Salt water: Many dogs just love playing in the waves—and when they do they can drink a lot of salt water in a short time. Because of the salinity, hypernatremia can occur. Clinical signs may include vomiting, polydipsia, ataxia, depression, tremors and seizures.
Ocean creatures: Starfish, jellyfish, sea urchins, squid—there are a lot of creatures in the water that can cause harm. Fortunately most of them live far enough out in the water that most pets won’t come in contact with them. Pets often find sea creatures dead on the shore when they are likely to pose less of a problem.
Red tide: This is a common name for an algal bloom caused by certain species of dinoflagellates; they are recognizable by their red-brown color. Not all red tides produce toxins, however when they do regional differences are noted.
Brevetoxins are primarily isolated from blooms in the Gulf of Mexico and the Gulf of California. Concerns may include ocular and respiratory irritation, gastroenteritis, disorientation, ataxia and possible seizures. Pets can become ill from drinking the water, eating dead fish (mainly bivalves), or inhalation.
On the northern Atlantic and Pacific coasts, paralytic shellfish poisoning may occur and is often noted by ataxia, restlessness, paralysis, tachycardia and potentially respiratory distress. Pets generally become ill by eating contaminated shellfish, particularly bivalve shellfish.
Blue green algae: Salt water has its red tides and fresh water has its blue green algae. The latter is a phylum of bacteria that gets the name from its color. Large accumulations or “blooms” of these organisms can be found in lakes, ponds and rivers. These bacteria can produce several types of very nasty toxins with microcystin (hepatotoxic syndrome) and anatoxin–a (neurological signs) being the most notable.
Fugu: One little considered danger is pufferfish, or fugu, which is considered a delicacy in Japan and rarely imported to the United States. However, they’re also found in the Atlantic Ocean, and sometimes wash up on shore, where pets ingest them. Pets are also sometimes fed them by humans having the dish.

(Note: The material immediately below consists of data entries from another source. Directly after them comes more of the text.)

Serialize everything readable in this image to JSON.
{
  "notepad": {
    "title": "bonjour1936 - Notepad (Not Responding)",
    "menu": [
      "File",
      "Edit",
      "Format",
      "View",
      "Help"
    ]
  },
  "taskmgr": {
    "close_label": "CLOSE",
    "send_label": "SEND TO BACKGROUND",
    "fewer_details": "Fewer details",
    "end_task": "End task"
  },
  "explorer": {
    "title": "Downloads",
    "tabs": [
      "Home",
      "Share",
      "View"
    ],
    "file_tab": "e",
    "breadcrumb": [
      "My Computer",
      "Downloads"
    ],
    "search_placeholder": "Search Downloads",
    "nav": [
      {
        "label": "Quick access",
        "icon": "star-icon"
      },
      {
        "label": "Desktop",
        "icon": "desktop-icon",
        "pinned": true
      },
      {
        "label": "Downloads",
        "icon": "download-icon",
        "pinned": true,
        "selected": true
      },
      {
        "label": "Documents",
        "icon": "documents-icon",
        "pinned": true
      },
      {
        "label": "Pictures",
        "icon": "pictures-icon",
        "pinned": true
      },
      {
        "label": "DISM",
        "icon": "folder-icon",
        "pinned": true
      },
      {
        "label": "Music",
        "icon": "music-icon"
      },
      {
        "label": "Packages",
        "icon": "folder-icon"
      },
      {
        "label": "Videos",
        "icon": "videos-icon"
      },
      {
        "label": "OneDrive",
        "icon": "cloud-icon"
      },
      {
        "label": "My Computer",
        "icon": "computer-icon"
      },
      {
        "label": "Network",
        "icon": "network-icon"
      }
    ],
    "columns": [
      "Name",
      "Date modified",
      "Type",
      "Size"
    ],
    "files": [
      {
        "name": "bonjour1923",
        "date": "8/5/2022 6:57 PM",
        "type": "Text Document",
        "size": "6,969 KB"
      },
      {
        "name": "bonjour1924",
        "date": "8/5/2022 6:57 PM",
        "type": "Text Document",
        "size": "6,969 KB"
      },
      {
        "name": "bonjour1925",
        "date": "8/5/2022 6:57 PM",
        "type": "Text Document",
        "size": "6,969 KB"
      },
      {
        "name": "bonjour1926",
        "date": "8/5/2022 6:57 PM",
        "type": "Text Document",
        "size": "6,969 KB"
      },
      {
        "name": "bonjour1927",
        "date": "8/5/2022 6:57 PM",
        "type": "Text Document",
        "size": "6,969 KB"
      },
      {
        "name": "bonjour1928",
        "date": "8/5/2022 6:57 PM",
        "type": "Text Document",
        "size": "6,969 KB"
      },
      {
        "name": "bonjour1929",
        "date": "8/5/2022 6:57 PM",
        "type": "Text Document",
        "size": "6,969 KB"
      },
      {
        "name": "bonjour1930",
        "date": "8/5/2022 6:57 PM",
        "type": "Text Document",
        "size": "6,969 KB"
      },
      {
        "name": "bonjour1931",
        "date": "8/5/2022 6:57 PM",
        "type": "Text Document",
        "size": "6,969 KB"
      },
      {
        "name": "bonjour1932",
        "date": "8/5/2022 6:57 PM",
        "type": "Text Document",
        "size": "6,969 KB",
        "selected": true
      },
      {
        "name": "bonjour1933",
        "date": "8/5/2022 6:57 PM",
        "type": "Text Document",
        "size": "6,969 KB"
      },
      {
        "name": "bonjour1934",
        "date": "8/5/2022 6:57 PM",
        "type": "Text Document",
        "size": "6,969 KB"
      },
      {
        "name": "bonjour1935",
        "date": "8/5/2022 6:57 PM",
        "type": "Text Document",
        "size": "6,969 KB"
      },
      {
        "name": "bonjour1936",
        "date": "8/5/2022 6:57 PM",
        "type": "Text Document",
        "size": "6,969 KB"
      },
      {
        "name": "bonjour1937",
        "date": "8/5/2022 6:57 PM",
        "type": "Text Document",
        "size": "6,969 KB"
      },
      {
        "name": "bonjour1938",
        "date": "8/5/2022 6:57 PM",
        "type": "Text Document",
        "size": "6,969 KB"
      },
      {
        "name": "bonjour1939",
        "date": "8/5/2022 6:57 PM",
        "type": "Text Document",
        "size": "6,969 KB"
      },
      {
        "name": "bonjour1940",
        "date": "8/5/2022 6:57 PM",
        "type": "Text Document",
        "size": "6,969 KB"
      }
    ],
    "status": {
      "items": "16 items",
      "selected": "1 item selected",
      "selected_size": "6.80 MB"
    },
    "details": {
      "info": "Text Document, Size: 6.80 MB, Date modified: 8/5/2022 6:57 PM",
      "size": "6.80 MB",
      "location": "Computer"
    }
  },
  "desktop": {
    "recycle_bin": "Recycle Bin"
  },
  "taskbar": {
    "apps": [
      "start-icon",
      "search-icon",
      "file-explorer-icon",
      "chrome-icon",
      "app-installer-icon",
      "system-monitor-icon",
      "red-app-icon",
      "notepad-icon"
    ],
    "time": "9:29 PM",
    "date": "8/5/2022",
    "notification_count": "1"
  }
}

The skin, gonads, liver and viscera of fugu can contain tetrodotoxin, a neurotoxin that blocks sodium channels. Clinical signs include perioral numbness, GI upset, weakness, ataxia (with normal reflexes), generalized flaccid paralysis, respiratory failure, hypotension, bradycardia and cardia arrhythmias.
There is no antidote for fugu intoxication, and decontamination is typically not possible, as signs are often seen within minutes post exposure and the numbing effects make both emesis and activated charcoal high risk for aspiration. Treatment is largely symptomatic and supportive, including IV fluids, atropine and up to 72 hours of ventilation needed in severe cases.